Residents, Tourists Deal with Increased Highway 278 Traffic

Highway 278 on Hilton Head Island. Highway 278 on Hilton Head Island.

If you've ever been to Hilton Head Island, you know how bad the traffic can get on Highway 278. Things have been even worse lately with all the construction. And now with the Verizon Heritage, even more cars will be on the road.

Lately, the people who drive 278 every day have been suffering through some pretty long commutes, but they are anticipating all the additional traffic and making adjustments to work around it.

"You have to do a lot of planning so you can get to where you need to on time, that's for sure," said Mary Ann Hedemark, who lives at Sea Pines.

"You know not to go to the grocery on Saturday," noted fellow resident Jane Zwerner.

But it's not just the people who live there who have to make adjustments.
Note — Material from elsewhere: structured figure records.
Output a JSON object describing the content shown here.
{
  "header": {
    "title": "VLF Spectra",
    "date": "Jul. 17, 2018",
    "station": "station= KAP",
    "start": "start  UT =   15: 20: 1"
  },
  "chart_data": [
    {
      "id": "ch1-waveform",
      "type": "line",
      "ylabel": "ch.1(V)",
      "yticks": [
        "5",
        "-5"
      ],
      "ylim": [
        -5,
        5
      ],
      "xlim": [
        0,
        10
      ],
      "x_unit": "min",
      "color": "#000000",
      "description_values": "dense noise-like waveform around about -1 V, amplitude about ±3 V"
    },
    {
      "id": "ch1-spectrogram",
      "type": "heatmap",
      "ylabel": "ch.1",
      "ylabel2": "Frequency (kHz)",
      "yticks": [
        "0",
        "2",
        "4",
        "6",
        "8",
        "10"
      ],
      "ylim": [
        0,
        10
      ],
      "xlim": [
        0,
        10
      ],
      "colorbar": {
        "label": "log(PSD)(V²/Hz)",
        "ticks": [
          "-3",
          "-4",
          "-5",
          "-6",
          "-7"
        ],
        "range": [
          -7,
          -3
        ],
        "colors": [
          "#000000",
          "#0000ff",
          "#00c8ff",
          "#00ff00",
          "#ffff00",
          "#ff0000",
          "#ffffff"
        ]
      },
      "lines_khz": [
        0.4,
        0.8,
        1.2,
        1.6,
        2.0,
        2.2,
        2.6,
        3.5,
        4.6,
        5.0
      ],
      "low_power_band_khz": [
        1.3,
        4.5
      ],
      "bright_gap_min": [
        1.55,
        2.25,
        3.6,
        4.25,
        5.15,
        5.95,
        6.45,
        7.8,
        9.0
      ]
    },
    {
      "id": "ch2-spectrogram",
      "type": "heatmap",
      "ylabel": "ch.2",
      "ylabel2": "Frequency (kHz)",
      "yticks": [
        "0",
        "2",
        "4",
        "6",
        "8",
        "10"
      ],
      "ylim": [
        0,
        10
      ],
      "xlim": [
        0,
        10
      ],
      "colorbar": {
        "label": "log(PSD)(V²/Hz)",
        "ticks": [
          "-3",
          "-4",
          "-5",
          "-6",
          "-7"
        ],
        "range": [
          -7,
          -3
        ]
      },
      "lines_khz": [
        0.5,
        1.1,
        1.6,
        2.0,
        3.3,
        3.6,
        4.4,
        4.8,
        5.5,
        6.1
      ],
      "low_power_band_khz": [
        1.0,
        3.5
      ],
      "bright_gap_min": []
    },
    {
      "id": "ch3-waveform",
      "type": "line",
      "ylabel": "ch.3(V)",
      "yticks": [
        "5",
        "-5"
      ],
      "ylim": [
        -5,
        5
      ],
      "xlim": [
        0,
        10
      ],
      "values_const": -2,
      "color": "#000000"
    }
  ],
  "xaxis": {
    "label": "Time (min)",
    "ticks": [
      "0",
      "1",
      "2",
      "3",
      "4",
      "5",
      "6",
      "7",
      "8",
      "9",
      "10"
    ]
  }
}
The tourists do, also. Dean Rowel from Charleston told us, "We rent in Sea Pines and sometimes we rent a year ahead so we avoid the traffic."

Even those here for reasons other than the Heritage find themselves waiting for one thing or another. "Our biggest challenge is trying to ride our bike in the traffic," said Mary Ellen Miller from New York. "There's a lot more people, but we still enjoy it."

The Verizon Heritage may bring more traffic to the island than before, but some like Dean Rowel remember a time when it was worse. "I've been coming to the Heritage since I was 25 years old when the old Hilton Head Island bridge would go out," he recalled. "And I was a school teacher and we would get stuck here and have to call in and say we wouldn't be at school."

And even with all the traffic, many say coming to the tournament is worth it. "That's part of the package, having the crowds," said Rowel. "Otherwise no one will be here. That's how we see it."

Sheriff PJ Tanner tells us he has a special task force in place starting tomorrow to help keep traffic on 278 flowing. "Their primary function is to stay mobile, work traffic accidents we may have, be there if we have stranded motorists or calls for service," he said. "We'll see a spike."

And hopefully that will help keep the roadways clear.